Naar deze gedragingen, die aanvankelijk werden aangemerkt als een gedraging van respectievelijk de minister van Defensie, de minister voor Vreemdelingenzaken en Integratie en de minister van Buitenlandse Zaken, werd een onderzoek ingesteld.
In het kader van het onderzoek werd de minister van Defensie, de minister voor Vreemdelingenzaken en Integratie en de minister van Buitenlandse Zaken verzocht op de klacht te reageren en een afschrift toe te sturen van de stukken die op de klacht betrekking hebben. Tijdens het onderzoek bleek dat de minister van Buitenlandse Zaken niet was betrokken bij de klacht, en daarom ten onrechte was aangemerkt als betrokken bestuursorgaan.

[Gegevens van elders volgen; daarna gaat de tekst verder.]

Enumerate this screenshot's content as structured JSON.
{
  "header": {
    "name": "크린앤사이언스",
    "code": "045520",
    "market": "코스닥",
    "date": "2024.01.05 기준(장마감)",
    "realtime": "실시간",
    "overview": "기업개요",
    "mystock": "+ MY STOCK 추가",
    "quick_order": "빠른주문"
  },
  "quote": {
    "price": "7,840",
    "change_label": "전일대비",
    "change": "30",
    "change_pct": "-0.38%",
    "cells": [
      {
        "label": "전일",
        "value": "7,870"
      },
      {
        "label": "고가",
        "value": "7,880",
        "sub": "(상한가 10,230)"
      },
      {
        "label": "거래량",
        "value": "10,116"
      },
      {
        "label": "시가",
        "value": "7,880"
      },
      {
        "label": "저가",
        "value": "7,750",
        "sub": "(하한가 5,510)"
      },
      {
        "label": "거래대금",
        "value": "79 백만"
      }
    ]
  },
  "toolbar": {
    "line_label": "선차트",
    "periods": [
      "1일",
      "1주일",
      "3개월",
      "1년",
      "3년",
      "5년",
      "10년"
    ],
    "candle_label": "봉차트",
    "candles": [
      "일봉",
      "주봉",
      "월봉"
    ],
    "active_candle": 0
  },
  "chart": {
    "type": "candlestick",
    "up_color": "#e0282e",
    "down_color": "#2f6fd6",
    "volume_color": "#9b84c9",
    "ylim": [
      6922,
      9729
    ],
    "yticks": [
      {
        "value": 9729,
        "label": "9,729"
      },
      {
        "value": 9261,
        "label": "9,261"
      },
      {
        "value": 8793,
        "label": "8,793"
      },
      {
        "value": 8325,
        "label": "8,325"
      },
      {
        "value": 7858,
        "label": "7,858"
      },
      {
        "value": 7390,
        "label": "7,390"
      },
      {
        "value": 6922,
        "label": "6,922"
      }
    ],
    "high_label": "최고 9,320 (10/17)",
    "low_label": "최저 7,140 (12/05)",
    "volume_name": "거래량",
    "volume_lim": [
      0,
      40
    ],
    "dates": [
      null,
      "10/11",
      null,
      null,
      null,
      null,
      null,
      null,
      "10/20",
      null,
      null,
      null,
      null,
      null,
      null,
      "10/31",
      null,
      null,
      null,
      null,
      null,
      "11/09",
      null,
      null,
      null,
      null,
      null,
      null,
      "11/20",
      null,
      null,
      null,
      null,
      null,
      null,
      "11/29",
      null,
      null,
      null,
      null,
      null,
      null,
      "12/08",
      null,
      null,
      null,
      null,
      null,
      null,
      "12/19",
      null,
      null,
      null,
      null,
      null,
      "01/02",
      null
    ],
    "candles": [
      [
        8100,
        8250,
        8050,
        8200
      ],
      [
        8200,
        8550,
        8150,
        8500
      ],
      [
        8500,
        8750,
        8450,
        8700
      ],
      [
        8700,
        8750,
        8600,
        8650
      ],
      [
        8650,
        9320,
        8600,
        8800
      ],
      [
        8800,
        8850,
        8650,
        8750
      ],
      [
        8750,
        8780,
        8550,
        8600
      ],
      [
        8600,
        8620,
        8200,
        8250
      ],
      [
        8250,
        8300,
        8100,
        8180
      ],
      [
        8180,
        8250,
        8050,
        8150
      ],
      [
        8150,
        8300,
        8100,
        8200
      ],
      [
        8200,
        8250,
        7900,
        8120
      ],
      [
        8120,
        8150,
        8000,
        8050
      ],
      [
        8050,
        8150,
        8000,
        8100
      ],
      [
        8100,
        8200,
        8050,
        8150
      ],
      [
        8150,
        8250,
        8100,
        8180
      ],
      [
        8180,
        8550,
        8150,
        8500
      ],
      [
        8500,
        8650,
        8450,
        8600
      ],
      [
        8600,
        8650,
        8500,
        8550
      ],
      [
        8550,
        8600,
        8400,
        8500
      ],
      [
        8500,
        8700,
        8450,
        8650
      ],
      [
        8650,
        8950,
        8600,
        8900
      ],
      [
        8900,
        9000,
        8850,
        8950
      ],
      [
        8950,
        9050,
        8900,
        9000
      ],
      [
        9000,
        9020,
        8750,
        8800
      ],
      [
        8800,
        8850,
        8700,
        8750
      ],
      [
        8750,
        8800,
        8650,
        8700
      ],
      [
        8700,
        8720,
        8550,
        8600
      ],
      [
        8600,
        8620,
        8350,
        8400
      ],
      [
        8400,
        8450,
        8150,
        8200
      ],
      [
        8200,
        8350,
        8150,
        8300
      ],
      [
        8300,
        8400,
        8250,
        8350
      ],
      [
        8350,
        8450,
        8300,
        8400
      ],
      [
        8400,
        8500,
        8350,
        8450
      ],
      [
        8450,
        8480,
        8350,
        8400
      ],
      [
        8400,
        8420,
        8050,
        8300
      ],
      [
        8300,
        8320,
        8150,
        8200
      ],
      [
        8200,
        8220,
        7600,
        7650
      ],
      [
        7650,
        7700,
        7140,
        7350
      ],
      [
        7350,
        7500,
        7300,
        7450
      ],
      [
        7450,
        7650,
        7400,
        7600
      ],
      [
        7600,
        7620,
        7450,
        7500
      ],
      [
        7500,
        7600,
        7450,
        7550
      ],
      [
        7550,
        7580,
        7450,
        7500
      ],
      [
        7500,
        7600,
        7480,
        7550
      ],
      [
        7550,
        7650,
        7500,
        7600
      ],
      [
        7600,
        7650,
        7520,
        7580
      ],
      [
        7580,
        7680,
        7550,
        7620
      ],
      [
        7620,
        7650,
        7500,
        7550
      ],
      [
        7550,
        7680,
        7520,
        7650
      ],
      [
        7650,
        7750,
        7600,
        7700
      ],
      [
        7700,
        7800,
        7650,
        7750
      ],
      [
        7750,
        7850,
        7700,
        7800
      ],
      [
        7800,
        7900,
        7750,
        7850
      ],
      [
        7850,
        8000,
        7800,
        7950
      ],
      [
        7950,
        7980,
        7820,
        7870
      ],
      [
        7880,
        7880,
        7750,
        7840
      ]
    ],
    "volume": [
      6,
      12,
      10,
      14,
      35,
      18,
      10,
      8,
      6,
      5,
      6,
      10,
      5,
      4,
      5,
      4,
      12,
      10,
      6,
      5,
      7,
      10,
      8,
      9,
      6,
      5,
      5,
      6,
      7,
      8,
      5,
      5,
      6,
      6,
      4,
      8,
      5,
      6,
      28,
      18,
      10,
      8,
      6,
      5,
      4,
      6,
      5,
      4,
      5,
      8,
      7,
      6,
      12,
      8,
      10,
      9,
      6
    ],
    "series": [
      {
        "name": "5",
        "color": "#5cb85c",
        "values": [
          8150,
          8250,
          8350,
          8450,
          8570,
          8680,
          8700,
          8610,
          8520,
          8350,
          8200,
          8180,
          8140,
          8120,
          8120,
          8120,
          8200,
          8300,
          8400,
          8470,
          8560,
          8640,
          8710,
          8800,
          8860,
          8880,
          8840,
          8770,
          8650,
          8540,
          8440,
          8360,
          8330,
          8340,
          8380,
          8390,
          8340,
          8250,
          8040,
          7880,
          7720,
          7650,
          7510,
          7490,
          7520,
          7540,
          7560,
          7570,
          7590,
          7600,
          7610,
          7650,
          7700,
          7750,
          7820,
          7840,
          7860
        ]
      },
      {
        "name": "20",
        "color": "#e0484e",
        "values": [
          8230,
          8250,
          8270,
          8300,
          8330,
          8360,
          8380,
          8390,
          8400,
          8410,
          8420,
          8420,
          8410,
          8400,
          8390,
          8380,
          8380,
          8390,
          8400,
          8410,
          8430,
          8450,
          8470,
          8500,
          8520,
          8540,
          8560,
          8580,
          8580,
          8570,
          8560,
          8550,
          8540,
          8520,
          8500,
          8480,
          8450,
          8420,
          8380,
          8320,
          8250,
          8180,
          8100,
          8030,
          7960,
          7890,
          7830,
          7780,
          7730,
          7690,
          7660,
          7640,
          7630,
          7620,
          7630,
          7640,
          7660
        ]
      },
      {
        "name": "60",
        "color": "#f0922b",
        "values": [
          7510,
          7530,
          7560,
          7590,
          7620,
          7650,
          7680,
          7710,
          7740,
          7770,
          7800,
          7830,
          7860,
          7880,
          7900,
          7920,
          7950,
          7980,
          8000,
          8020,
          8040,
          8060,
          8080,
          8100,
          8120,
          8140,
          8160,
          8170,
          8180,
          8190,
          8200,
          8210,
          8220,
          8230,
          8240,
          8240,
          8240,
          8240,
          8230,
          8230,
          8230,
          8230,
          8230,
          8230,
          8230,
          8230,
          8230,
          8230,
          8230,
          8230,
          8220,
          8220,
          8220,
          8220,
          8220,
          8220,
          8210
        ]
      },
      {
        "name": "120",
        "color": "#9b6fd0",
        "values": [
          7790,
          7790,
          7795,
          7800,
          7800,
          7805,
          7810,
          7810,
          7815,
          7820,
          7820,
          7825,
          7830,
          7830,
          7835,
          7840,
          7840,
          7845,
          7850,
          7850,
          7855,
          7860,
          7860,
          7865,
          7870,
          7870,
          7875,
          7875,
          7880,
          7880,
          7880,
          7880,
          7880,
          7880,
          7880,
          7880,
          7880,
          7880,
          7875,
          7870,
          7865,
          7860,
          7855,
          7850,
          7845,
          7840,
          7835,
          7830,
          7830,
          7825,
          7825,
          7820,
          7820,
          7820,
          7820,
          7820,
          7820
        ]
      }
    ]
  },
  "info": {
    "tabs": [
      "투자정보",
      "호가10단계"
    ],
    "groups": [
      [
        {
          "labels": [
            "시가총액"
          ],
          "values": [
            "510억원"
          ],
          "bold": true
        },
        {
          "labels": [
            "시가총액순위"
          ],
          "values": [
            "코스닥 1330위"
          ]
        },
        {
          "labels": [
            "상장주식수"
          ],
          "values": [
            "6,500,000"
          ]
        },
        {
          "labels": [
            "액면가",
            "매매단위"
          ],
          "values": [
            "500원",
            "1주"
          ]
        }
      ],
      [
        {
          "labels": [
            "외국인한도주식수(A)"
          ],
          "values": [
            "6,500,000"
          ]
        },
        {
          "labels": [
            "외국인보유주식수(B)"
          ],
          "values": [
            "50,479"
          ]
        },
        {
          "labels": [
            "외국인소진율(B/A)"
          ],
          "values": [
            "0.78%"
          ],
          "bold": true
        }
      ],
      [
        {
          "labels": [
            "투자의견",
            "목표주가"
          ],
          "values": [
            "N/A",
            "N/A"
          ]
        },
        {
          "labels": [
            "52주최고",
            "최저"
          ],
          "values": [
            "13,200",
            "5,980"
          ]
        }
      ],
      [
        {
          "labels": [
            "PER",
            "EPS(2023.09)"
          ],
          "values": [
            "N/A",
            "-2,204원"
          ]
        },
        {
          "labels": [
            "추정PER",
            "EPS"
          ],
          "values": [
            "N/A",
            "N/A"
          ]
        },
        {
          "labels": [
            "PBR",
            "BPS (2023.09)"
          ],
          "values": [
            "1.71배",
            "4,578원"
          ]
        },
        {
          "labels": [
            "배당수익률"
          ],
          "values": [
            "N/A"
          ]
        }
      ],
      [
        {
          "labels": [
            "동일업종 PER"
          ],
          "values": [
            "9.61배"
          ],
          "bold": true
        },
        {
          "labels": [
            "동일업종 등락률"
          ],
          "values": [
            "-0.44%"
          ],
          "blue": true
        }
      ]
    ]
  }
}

Tijdens het onderzoek kregen de minister van Defensie, de minister voor Vreemdelingenzaken en Integratie en verzoeker de gelegenheid op de door ieder van hen verstrekte inlichtingen te reageren.
Het resultaat van het onderzoek werd als verslag van bevindingen gestuurd aan betrokkenen.
De minister voor Vreemdelingenzaken en Integratie en de minister van Defensie deelden mee zich met de inhoud van het verslag te kunnen verenigen.
Verzoeker gaf binnen de gestelde termijn geen reactie.
Bevindingen
De bevindingen van het onderzoek luiden als volgt:
A. feiten
1. Op 24 december 2000 arriveerde verzoeker, op dat moment van Indiase nationaliteit, thans in het bezit van de nationaliteit van de Verenigde Staten, vanuit de Verenigde Staten op Schiphol. Verzoeker was op doorreis naar Ierland, maar had zijn bagage naar Amsterdam ingecheckt.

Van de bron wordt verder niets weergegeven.